You’re at mile 20 in the marathon, feeling no pain, striding at a comfortable pace, wind at your back. Suddenly you feel a wave of fatigue so strong it’s as if your body wants to melt into the pavement. Then comes a rush of dizziness -- and disorientation. You’ve hit the wall.
The bane of long-distance runners and endurance athletes, the dreaded wall can derail the best marathon plans. But it’s neither inevitable nor insurmountable.

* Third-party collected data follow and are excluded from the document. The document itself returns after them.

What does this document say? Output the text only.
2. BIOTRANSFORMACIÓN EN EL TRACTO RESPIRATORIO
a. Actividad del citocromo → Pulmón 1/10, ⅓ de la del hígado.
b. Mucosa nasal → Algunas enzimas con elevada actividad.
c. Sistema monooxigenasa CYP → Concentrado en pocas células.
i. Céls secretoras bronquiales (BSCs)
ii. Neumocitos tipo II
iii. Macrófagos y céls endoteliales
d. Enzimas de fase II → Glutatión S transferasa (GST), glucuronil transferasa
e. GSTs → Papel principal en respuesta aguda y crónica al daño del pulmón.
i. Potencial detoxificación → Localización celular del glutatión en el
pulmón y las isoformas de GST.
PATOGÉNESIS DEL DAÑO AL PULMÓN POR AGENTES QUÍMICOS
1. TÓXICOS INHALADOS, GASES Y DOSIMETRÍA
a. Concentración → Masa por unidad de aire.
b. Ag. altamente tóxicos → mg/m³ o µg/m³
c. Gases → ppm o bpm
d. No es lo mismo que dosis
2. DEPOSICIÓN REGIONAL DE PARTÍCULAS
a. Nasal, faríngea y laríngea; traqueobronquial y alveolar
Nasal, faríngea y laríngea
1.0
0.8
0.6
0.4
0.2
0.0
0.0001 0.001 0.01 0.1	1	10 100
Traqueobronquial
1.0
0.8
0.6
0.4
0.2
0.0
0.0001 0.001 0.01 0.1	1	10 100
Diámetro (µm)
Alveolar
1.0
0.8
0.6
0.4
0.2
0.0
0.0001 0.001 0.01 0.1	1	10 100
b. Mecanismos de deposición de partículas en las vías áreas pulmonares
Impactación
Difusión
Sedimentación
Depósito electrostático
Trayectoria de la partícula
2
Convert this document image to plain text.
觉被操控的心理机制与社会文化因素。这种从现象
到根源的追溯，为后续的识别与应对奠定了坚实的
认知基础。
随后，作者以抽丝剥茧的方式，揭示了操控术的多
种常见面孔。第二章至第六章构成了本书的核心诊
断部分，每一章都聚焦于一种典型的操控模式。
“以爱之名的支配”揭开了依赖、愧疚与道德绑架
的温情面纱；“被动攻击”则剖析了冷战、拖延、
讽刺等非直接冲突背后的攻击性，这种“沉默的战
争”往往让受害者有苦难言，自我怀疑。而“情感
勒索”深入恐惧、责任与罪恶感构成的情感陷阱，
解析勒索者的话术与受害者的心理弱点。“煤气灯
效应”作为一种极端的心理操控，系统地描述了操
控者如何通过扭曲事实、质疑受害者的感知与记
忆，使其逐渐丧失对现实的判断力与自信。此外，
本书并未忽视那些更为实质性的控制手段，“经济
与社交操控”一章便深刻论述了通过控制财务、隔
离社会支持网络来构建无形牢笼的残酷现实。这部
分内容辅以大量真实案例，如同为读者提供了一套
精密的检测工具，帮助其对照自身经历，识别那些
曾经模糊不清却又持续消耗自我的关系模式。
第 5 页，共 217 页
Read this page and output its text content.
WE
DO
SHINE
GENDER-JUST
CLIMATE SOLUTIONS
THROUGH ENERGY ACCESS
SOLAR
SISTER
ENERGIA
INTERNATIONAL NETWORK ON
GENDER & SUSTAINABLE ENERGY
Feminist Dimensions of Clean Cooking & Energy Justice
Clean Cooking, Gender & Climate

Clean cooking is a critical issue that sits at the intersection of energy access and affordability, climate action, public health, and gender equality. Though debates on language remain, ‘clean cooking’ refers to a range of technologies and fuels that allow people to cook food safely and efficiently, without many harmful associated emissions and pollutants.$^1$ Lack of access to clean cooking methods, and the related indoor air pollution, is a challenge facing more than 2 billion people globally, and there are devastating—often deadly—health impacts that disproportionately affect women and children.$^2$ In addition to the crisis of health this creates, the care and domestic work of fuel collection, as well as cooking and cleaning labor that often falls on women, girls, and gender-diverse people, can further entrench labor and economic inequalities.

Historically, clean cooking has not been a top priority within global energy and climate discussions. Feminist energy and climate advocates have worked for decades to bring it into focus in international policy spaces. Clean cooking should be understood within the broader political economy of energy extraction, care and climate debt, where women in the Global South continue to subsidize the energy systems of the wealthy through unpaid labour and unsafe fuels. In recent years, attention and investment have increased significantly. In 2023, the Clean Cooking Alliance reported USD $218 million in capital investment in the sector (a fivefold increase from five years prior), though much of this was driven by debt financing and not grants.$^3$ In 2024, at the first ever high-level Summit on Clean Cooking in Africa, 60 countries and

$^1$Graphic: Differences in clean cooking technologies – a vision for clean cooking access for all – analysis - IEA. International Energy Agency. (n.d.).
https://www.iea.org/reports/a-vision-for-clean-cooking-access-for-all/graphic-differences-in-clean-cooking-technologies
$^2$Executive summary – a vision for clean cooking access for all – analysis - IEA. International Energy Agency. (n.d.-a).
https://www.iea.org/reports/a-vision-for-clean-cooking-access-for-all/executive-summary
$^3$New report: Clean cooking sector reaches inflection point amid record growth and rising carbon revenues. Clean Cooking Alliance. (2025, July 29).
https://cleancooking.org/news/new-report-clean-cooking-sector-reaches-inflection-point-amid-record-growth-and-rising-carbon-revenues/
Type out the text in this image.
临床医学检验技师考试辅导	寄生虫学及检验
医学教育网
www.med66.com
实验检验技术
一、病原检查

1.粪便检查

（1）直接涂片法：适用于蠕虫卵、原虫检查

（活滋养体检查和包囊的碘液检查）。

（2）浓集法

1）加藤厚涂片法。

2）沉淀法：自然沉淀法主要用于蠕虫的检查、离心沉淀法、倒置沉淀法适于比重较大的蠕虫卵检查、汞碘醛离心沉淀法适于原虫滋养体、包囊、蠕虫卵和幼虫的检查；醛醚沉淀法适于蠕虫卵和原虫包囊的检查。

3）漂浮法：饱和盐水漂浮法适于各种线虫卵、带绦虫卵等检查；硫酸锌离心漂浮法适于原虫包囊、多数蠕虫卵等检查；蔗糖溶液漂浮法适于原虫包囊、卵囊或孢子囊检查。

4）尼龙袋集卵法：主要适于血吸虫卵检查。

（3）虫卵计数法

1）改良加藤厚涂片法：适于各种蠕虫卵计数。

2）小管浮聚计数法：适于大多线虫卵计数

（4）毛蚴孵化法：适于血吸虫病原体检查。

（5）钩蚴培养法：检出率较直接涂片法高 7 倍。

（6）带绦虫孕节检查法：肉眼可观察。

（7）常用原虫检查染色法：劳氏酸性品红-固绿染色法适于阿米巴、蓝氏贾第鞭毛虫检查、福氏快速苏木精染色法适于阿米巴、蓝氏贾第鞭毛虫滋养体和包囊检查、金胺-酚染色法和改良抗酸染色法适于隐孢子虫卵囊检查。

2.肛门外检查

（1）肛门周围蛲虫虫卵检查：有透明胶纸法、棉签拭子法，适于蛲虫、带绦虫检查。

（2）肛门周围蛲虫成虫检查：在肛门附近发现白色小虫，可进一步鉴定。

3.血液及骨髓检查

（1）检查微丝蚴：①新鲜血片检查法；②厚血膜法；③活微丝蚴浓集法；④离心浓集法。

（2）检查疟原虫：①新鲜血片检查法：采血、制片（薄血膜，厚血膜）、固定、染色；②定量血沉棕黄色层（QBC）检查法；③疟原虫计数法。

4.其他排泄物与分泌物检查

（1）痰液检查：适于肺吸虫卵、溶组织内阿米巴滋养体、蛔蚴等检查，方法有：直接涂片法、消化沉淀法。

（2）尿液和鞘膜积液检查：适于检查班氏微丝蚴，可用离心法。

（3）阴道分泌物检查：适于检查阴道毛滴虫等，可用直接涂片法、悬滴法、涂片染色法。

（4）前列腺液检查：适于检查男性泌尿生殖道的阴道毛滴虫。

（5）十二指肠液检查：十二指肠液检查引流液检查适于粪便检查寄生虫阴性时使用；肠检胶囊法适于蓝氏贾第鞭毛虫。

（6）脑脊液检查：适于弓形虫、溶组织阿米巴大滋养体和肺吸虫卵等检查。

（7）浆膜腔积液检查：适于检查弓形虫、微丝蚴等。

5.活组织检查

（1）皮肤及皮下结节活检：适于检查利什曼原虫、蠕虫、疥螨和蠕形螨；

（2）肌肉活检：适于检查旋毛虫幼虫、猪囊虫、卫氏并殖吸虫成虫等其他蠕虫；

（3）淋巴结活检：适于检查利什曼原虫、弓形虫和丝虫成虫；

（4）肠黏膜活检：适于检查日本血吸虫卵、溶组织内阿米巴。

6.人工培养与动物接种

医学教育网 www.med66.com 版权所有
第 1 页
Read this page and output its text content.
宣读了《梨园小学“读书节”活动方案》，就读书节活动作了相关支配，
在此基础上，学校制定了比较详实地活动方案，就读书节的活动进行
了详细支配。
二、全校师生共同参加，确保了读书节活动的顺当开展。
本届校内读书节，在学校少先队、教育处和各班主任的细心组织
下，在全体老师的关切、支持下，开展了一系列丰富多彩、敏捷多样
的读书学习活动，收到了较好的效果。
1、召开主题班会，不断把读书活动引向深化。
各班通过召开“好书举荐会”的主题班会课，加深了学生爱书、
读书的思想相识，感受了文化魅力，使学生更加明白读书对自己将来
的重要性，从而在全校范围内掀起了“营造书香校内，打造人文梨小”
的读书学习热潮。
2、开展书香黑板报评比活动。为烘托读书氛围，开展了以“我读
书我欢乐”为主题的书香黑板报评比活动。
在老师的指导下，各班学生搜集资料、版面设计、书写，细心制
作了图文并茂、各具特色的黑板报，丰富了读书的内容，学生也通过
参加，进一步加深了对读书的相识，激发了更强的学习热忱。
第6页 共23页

The feared episode occurs when the body uses up its stockpile of glycogen, a stored form of glucose that’s kept in the liver and muscles. Glycogen is the main fuel used during sustained exercise and largely comes from carbohydrates such as pasta, bread, fruits and vegetables.
When the glycogen stockpile is gone, “the body doesn’t have that fuel source available and must then transfer to another fuel source, which is fat,” says Dr. John DiFiori, chief of the sports medicine division at UCLA. “It can be used as energy, but it’s not as efficient an energy source as glycogen.”
Low blood sugar doesn’t just distress the muscles, says Dr. Robert Sallis, director of sports medicine at Kaiser Permanente Medical Center in Fontana and president of the American College of Sports Medicine. “The brain needs sugar to work as well,” he says, “and actually it’s more sensitive to low sugar than the muscles are.” In a marathon, that depletion can happen at any time -- often around mile 20, sometimes at about two hours. The telltale signs can develop slowly or quickly; many runners describe it as a switch being flipped.
When hitting the wall, runners should slow their pace and immediately take in carbs in the form of sports drinks, gels, energy bars or fruit, says Sallis. He suggests taking in carbs every 45 minutes or so during the race and being aware of any major drop in energy or feelings of wooziness. “For a lot of people who are doing their first marathon, their longest training run has been 20 miles, so the rest is unchartered territory.”
Sallis adds that if runners decide to pass on the carbs and keep going, “most are still able to get through it. It’s not typically something that makes you collapse -- it just slows you way down. Most people still finish.” The body, he says, has enough fat stores (even in thin people) to keep it going. But feeling as if you can’t go on at all, he says, may be a sign of something more serious, such as heat stroke.
It takes just a few minutes for carbs to hit the blood stream, and taking in those carbs via energy gels, carbohydrate-rich sports drinks and energy bars is the best way, Sallis says. “When we’re running, we have all of this blood being shunted away from the gut to the muscles, so there’s not a lot of blood to go to work in the gastrointestinal tract. The simpler the source of carbs, the easier they’ll be to absorb.”
Heat can exacerbate the problem, Sallis adds. “The heart is pumping harder, and you have the body’s cooling systems that are stealing away glycogen to work.” So staying hydrated is important as well.
How to avoid it
“People who are better trained are able to use their fuel sources more efficiently,” DiFiori says. “They’re using less energy to perform the work.”
Experienced runners know to load up on carbs before a race, but Sallis warns about piling on too much. “We can only store so much,” he says, “and by eating too many carbs, you can become bloated and sluggish, and that’s no way to start a race.”
Most exercise experts recommend having sensible portions of high-carb foods such as pasta the night before a marathon, then more carbs on the morning of the race. This is the optimum fuel the body will need to perform.
Runners need to take in carbs immediately after the race as well, says DiFiori.
“The first 15 to 30 minutes is important. You’re excited that you’ve finished, but it’s not over yet. You have to begin replacing those depleted fuel stores with a high-carbohydrate beverage or snack,” he says. “You’ve exhausted all those carbs, and you’re going to feel lousy and sluggish. Start with the basics -- energy bars, really digestible stuff, then work your way into more normal foods. It still takes a while for the circulation to go back to the gut.”